Of the 214 patients who received DARZALEX FASPRO® as combination therapy with pomalidomide and dexamethasone or DARZALEX FASPRO® as combination therapy with lenalidomide and low-dose dexamethasone for relapsed and refractory multiple myeloma, 43% were 65 to <75 years of age, and 18% were 75 years of age or older.

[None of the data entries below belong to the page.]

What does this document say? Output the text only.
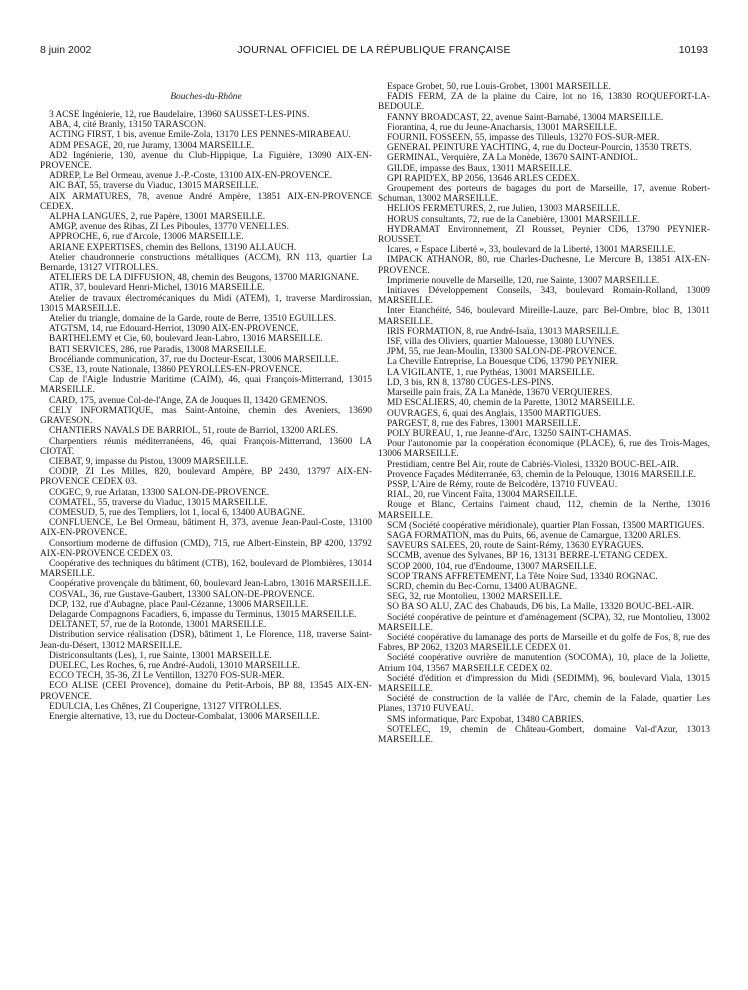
8 juin 2002	JOURNAL OFFICIEL DE LA RÉPUBLIQUE FRANÇAISE	10193

Bouches-du-Rhône

3 ACSE Ingénierie, 12, rue Baudelaire, 13960 SAUSSET-LES-PINS.

ABA, 4, cité Branly, 13150 TARASCON.

ACTING FIRST, 1 bis, avenue Emile-Zola, 13170 LES PENNES-MIRABEAU.

ADM PESAGE, 20, rue Juramy, 13004 MARSEILLE.

AD2 Ingénierie, 130, avenue du Club-Hippique, La Figuière, 13090 AIX-EN-PROVENCE.

ADREP, Le Bel Ormeau, avenue J.-P.-Coste, 13100 AIX-EN-PROVENCE.

AIC BAT, 55, traverse du Viaduc, 13015 MARSEILLE.

AIX ARMATURES, 78, avenue André Ampère, 13851 AIX-EN-PROVENCE CEDEX.

ALPHA LANGUES, 2, rue Papère, 13001 MARSEILLE.

AMGP, avenue des Ribas, ZI Les Piboules, 13770 VENELLES.

APPROCHE, 6, rue d'Arcole, 13006 MARSEILLE.

ARIANE EXPERTISES, chemin des Bellons, 13190 ALLAUCH.

Atelier chaudronnerie constructions métalliques (ACCM), RN 113, quartier La Bernarde, 13127 VITROLLES.

ATELIERS DE LA DIFFUSION, 48, chemin des Beugons, 13700 MARIGNANE.

ATIR, 37, boulevard Henri-Michel, 13016 MARSEILLE.

Atelier de travaux électromécaniques du Midi (ATEM), 1, traverse Mardirossian, 13015 MARSEILLE.

Atelier du triangle, domaine de la Garde, route de Berre, 13510 EGUILLES.

ATGTSM, 14, rue Edouard-Herriot, 13090 AIX-EN-PROVENCE.

BARTHELEMY et Cie, 60, boulevard Jean-Labro, 13016 MARSEILLE.

BATI SERVICES, 286, rue Paradis, 13008 MARSEILLE.

Brocéliande communication, 37, rue du Docteur-Escat, 13006 MARSEILLE.

CS3E, 13, route Nationale, 13860 PEYROLLES-EN-PROVENCE.

Cap de l'Aigle Industrie Maritime (CAIM), 46, quai François-Mitterrand, 13015 MARSEILLE.

CARD, 175, avenue Col-de-l'Ange, ZA de Jouques II, 13420 GEMENOS.

CELY INFORMATIQUE, mas Saint-Antoine, chemin des Aveniers, 13690 GRAVESON.

CHANTIERS NAVALS DE BARRIOL, 51, route de Barriol, 13200 ARLES.

Charpentiers réunis méditerranéens, 46, quai François-Mitterrand, 13600 LA CIOTAT.

CIEBAT, 9, impasse du Pistou, 13009 MARSEILLE.

CODIP, ZI Les Milles, 820, boulevard Ampère, BP 2430, 13797 AIX-EN-PROVENCE CEDEX 03.

COGEC, 9, rue Arlatan, 13300 SALON-DE-PROVENCE.

COMATEL, 55, traverse du Viaduc, 13015 MARSEILLE.

COMESUD, 5, rue des Templiers, lot 1, local 6, 13400 AUBAGNE.

CONFLUENCE, Le Bel Ormeau, bâtiment H, 373, avenue Jean-Paul-Coste, 13100 AIX-EN-PROVENCE.

Consortium moderne de diffusion (CMD), 715, rue Albert-Einstein, BP 4200, 13792 AIX-EN-PROVENCE CEDEX 03.

Coopérative des techniques du bâtiment (CTB), 162, boulevard de Plombières, 13014 MARSEILLE.

Coopérative provençale du bâtiment, 60, boulevard Jean-Labro, 13016 MARSEILLE.

COSVAL, 36, rue Gustave-Gaubert, 13300 SALON-DE-PROVENCE.

DCP, 132, rue d'Aubagne, place Paul-Cézanne, 13006 MARSEILLE.

Delagarde Compagnons Facadiers, 6, impasse du Terminus, 13015 MARSEILLE.

DELTANET, 57, rue de la Rotonde, 13001 MARSEILLE.

Distribution service réalisation (DSR), bâtiment 1, Le Florence, 118, traverse Saint-Jean-du-Désert, 13012 MARSEILLE.

Districonsultants (Les), 1, rue Sainte, 13001 MARSEILLE.

DUELEC, Les Roches, 6, rue André-Audoli, 13010 MARSEILLE.

ECCO TECH, 35-36, ZI Le Ventillon, 13270 FOS-SUR-MER.

ECO ALISE (CEEI Provence), domaine du Petit-Arbois, BP 88, 13545 AIX-EN-PROVENCE.

EDULCIA, Les Chênes, ZI Couperigne, 13127 VITROLLES.

Energie alternative, 13, rue du Docteur-Combalat, 13006 MARSEILLE.

Espace Grobet, 50, rue Louis-Grobet, 13001 MARSEILLE.

FADIS FERM, ZA de la plaine du Caire, lot no 16, 13830 ROQUEFORT-LA-BEDOULE.

FANNY BROADCAST, 22, avenue Saint-Barnabé, 13004 MARSEILLE.

Fiorantina, 4, rue du Jeune-Anacharsis, 13001 MARSEILLE.

FOURNIL FOSSEEN, 55, impasse des Tilleuls, 13270 FOS-SUR-MER.

GENERAL PEINTURE YACHTING, 4, rue du Docteur-Pourcin, 13530 TRETS.

GERMINAL, Verquière, ZA La Monède, 13670 SAINT-ANDIOL.

GILDE, impasse des Baux, 13011 MARSEILLE.

GPI RAPID'EX, BP 2056, 13646 ARLES CEDEX.

Groupement des porteurs de bagages du port de Marseille, 17, avenue Robert-Schuman, 13002 MARSEILLE.

HELIOS FERMETURES, 2, rue Julien, 13003 MARSEILLE.

HORUS consultants, 72, rue de la Canebière, 13001 MARSEILLE.

HYDRAMAT Environnement, ZI Rousset, Peynier CD6, 13790 PEYNIER-ROUSSET.

Icares, « Espace Liberté », 33, boulevard de la Liberté, 13001 MARSEILLE.

IMPACK ATHANOR, 80, rue Charles-Duchesne, Le Mercure B, 13851 AIX-EN-PROVENCE.

Imprimerie nouvelle de Marseille, 120, rue Sainte, 13007 MARSEILLE.

Initiaves Développement Conseils, 343, boulevard Romain-Rolland, 13009 MARSEILLE.

Inter Etanchéité, 546, boulevard Mireille-Lauze, parc Bel-Ombre, bloc B, 13011 MARSEILLE.

IRIS FORMATION, 8, rue André-Isaïa, 13013 MARSEILLE.

ISF, villa des Oliviers, quartier Malouesse, 13080 LUYNES.

JPM, 55, rue Jean-Moulin, 13300 SALON-DE-PROVENCE.

La Cheville Entreprise, La Bouesque CD6, 13790 PEYNIER.

LA VIGILANTE, 1, rue Pythéas, 13001 MARSEILLE.

LD, 3 bis, RN 8, 13780 CUGES-LES-PINS.

Marseille pain frais, ZA La Manède, 13670 VERQUIERES.

MD ESCALIERS, 40, chemin de la Parette, 13012 MARSEILLE.

OUVRAGES, 6, quai des Anglais, 13500 MARTIGUES.

PARGEST, 8, rue des Fabres, 13001 MARSEILLE.

POLY BUREAU, 1, rue Jeanne-d'Arc, 13250 SAINT-CHAMAS.

Pour l'autonomie par la coopération économique (PLACE), 6, rue des Trois-Mages, 13006 MARSEILLE.

Prestidiam, centre Bel Air, route de Cabriès-Violesi, 13320 BOUC-BEL-AIR.

Provence Façades Méditerranée, 63, chemin de la Pelouque, 13016 MARSEILLE.

PSSP, L'Aire de Rémy, route de Belcodère, 13710 FUVEAU.

RIAL, 20, rue Vincent Faïta, 13004 MARSEILLE.

Rouge et Blanc, Certains l'aiment chaud, 112, chemin de la Nerthe, 13016 MARSEILLE.

SCM (Société coopérative méridionale), quartier Plan Fossan, 13500 MARTIGUES.

SAGA FORMATION, mas du Puits, 66, avenue de Camargue, 13200 ARLES.

SAVEURS SALEES, 20, route de Saint-Rémy, 13630 EYRAGUES.

SCCMB, avenue des Sylvanes, BP 16, 13131 BERRE-L'ETANG CEDEX.

SCOP 2000, 104, rue d'Endoume, 13007 MARSEILLE.

SCOP TRANS AFFRETEMENT, La Tête Noire Sud, 13340 ROGNAC.

SCRD, chemin du Bec-Cornu, 13400 AUBAGNE.

SEG, 32, rue Montolieu, 13002 MARSEILLE.

SO BA SO ALU, ZAC des Chabauds, D6 bis, La Malle, 13320 BOUC-BEL-AIR.

Société coopérative de peinture et d'aménagement (SCPA), 32, rue Montolieu, 13002 MARSEILLE.

Société coopérative du lamanage des ports de Marseille et du golfe de Fos, 8, rue des Fabres, BP 2062, 13203 MARSEILLE CEDEX 01.

Société coopérative ouvrière de manutention (SOCOMA), 10, place de la Joliette, Atrium 104, 13567 MARSEILLE CEDEX 02.

Société d'édition et d'impression du Midi (SEDIMM), 96, boulevard Viala, 13015 MARSEILLE.

Société de construction de la vallée de l'Arc, chemin de la Falade, quartier Les Planes, 13710 FUVEAU.

SMS informatique, Parc Expobat, 13480 CABRIES.

SOTELEC, 19, chemin de Château-Gombert, domaine Val-d'Azur, 13013 MARSEILLE.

Adverse reactions occurring at a higher frequency (≥5% difference) in patients ≥65 years of age included fatigue, pyrexia, peripheral edema, urinary tract infection, diarrhea, constipation, vomiting, dyspnea, cough, and hyperglycemia. Serious adverse reactions occurring at a higher frequency (≥2% difference) in patients ≥65 years of age included neutropenia, thrombocytopenia, diarrhea, anemia, COVID-19, ischemic colitis, deep vein thrombosis, general physical health deterioration, pulmonary embolism, and urinary tract infection.

No clinically meaningful differences in the pharmacokinetics of daratumumab were observed in geriatric patients compared to younger adult patients.